My roommates enjoy decorating their corners with posters of celebrities. The in-thing I understand, but find it hard to fit in with the vogue. I stick to my choice, a poster for a high school newspaper, “Girl Talk.” Every time I tell my friends this poster carries a faith, they would stare as if I were joking. Their skeptical look reminds me of the story of a 16-year-old girl.
This girl joined “Girl Talk” only for one reason: She wanted to be someone as popular as Alice, the legendary, charismatic founder of the school newspaper. Though she had never taken writing and editing seriously, the girl found herself involved in the campaign for the editor-in-chief position when Alice, as a junior, was to resign.
But when the girl heard her name announced after the election, she felt as if the whole world was looking at her skeptically. Could this girl continue the newspaper’s success after Alice had made “Girl Talk” a household name around the campus?
Yes, Alice said to the girl. Starting a newspaper is like giving birth to a baby. Now it’s your turn to adopt the baby and give it a new life.
The girl took the baton, hesitantly though. In the following months, she came to learn that each of the captivating stories in the newspaper entails a truckload of hard work—managing the schedule,travelling between interviews, long hours of writing and editing. More than that, the editor-in-chief even had to deal with a financial crisis. After Alice resigned, the biggest sponsor stopped financing the newspaper. The printing expenses continued to rise. As always, the girl turned to Alice.
Alicepointed at the latest issue of the newspaper and asked, What is this?
Our baby,the girl had to answer.
So you must have a faith in your baby, Alice said.
The girl had never looked at the newspaper this way. But she started to feel sympathy for it. She sent the sponsor all its previous issues along with a new design which highlighted a well-marked spot for advertising and added a note that said, This newspaper brings life and hope to us. But without your support, it’s going to die. The girl’s efforts did pay off. The sponsor said yes. Now, “Girl Talk” is five years old.

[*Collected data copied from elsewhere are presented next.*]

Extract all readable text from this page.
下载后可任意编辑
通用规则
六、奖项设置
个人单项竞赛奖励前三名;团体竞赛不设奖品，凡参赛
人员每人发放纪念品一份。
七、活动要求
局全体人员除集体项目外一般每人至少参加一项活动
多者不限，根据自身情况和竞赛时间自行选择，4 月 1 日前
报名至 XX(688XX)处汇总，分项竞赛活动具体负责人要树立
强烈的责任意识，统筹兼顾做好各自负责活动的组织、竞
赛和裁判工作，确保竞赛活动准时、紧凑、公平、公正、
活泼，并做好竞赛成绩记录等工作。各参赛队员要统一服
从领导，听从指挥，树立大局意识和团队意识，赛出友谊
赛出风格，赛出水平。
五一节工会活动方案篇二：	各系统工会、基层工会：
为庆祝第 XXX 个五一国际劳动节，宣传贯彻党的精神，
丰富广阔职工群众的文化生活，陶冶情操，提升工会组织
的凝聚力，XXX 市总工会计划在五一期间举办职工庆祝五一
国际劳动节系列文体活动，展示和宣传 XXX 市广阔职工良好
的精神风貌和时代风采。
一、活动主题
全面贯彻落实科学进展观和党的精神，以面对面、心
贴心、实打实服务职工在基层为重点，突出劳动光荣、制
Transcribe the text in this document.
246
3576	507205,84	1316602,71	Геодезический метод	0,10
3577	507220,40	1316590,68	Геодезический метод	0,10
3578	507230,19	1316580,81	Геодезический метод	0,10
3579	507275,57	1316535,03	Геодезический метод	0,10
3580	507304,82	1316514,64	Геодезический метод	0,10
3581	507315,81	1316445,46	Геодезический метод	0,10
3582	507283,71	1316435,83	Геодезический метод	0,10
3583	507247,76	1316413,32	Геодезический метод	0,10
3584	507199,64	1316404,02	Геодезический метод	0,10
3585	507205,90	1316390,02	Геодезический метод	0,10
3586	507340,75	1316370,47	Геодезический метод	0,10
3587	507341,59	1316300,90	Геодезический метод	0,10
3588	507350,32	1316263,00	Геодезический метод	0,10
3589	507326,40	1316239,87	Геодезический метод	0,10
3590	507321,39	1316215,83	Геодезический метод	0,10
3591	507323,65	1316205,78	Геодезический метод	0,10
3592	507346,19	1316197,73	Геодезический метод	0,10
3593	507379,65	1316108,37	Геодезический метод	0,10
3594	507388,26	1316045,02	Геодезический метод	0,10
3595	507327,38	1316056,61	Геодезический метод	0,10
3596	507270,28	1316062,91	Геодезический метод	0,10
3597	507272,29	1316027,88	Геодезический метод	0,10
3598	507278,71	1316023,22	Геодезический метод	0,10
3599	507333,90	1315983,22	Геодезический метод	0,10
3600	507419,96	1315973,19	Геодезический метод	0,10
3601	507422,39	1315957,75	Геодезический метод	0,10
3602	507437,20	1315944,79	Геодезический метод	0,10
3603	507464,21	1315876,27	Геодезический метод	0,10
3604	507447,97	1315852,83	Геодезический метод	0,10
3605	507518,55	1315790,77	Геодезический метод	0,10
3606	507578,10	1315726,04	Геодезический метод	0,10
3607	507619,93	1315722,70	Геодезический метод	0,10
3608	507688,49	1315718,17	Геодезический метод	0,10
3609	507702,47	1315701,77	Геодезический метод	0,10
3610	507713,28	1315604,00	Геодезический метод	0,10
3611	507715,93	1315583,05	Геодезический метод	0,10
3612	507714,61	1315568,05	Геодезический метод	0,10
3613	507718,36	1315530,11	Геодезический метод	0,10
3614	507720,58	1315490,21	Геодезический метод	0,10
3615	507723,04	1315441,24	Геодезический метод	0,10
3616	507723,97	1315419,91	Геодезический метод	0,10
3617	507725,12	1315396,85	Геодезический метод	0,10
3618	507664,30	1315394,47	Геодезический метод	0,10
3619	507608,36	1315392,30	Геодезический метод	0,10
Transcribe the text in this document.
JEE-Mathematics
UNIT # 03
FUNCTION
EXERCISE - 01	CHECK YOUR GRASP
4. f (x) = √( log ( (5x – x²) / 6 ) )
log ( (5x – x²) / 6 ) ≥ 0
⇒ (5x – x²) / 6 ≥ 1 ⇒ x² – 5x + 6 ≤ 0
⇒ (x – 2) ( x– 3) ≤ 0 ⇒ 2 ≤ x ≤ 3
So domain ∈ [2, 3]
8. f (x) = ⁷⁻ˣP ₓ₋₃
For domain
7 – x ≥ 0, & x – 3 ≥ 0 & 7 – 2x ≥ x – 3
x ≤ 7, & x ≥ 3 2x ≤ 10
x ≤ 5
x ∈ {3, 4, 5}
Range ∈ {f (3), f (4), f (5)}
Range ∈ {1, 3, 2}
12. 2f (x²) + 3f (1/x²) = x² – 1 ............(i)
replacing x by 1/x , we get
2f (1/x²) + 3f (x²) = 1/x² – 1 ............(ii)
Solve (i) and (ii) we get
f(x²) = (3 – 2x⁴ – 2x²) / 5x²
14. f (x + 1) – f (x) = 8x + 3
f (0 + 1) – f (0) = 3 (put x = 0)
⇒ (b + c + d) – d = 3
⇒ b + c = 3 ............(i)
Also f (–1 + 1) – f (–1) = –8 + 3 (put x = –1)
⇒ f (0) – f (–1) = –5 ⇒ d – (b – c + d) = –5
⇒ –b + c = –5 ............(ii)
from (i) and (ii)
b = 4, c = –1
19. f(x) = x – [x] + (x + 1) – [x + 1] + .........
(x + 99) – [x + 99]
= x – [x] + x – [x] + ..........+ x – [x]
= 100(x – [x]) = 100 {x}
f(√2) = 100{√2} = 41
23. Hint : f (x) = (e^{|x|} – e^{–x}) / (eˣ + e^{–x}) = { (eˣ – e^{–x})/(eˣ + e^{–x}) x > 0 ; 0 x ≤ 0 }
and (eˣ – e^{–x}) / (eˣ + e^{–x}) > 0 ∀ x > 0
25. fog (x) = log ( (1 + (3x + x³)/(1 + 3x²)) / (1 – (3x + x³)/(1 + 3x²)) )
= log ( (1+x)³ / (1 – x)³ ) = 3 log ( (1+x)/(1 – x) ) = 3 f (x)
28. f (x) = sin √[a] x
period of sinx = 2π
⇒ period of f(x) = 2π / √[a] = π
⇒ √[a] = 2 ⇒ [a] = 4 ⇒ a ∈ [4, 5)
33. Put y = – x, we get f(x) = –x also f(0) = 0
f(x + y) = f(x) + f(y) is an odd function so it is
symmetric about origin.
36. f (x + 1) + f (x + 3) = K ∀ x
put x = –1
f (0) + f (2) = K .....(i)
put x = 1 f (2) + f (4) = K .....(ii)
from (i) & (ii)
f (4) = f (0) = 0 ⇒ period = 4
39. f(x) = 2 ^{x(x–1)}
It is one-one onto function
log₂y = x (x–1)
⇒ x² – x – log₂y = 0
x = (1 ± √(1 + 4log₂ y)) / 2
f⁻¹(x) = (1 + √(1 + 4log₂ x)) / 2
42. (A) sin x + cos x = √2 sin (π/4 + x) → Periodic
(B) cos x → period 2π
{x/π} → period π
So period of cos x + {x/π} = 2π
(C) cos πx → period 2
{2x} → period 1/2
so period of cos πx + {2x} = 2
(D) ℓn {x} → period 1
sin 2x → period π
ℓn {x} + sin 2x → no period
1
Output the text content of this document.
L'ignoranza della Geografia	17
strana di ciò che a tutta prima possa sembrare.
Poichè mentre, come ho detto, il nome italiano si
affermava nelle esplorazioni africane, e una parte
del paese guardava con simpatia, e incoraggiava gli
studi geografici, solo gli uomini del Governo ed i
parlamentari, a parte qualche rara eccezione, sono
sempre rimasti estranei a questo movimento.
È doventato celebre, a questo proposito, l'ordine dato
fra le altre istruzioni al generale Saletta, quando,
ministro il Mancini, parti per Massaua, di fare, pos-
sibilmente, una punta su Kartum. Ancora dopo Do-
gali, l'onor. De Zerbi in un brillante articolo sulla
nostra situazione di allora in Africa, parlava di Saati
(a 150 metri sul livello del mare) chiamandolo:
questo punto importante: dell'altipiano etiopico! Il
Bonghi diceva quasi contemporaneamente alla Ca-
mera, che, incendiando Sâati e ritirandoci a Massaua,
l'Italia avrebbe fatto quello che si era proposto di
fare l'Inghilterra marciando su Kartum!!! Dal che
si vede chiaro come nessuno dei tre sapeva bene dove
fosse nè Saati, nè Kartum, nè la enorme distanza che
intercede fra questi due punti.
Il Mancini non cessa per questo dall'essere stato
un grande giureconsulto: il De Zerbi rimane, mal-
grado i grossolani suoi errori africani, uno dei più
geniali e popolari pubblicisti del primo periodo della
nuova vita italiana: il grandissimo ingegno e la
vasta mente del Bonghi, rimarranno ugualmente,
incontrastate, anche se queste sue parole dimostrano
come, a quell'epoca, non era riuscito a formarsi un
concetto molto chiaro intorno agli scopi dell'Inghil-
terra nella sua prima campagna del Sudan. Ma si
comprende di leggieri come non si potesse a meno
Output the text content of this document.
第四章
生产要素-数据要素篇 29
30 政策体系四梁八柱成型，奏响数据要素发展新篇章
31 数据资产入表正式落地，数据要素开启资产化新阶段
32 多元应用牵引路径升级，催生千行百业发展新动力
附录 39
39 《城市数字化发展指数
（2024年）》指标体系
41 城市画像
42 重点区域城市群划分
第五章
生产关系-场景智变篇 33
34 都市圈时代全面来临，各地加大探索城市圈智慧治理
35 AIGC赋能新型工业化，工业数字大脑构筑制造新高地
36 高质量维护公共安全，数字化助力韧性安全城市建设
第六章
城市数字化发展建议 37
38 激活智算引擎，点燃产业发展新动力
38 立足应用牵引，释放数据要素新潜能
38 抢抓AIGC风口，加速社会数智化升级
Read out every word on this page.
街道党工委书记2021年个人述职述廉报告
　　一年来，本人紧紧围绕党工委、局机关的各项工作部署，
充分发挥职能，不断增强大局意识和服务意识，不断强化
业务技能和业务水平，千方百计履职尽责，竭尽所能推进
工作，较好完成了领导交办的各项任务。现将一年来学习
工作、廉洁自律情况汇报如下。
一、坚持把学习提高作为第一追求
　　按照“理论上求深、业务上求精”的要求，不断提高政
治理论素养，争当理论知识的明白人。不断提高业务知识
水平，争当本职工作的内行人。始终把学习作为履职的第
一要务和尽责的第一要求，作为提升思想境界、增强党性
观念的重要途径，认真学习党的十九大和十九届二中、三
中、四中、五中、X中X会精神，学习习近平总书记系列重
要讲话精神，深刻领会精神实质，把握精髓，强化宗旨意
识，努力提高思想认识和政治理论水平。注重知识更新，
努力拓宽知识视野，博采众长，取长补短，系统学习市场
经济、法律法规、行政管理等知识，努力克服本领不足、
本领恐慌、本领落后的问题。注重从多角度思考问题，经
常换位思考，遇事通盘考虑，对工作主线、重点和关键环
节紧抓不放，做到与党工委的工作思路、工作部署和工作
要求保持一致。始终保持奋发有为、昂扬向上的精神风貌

I don’t have to tell you that girl is me; the girl in the story can be any one of us in our youth. It can be hard to tell what exactly initiates our passion for a life-long pursuit. It can be hard to trace the cause of an impulsive decision that leads us to a road not taken. It can be even harder to locate and define a faith when we are young. But as we grow up, we come to learn that we are the editor of our own life. And as we edit that life, we understand that life-editing is to recognize what is not working in our life and remove the negative thoughts and behaviors that block us from achieving our goals. In youth, we learn; in age, we understand.
Recently, I had a talk with Alice on the phone. We shared our university life and future plans. We didn’t mention those “Girl Talk” days, but I dare say we both could feel for each other: The high-school newspaper has recorded the growing joys and pains of our youth; the editing experience has planted a seed of faith in our young hearts. We are the editor of the newspaper. Ladies and gentlemen: We are the editor of our own life.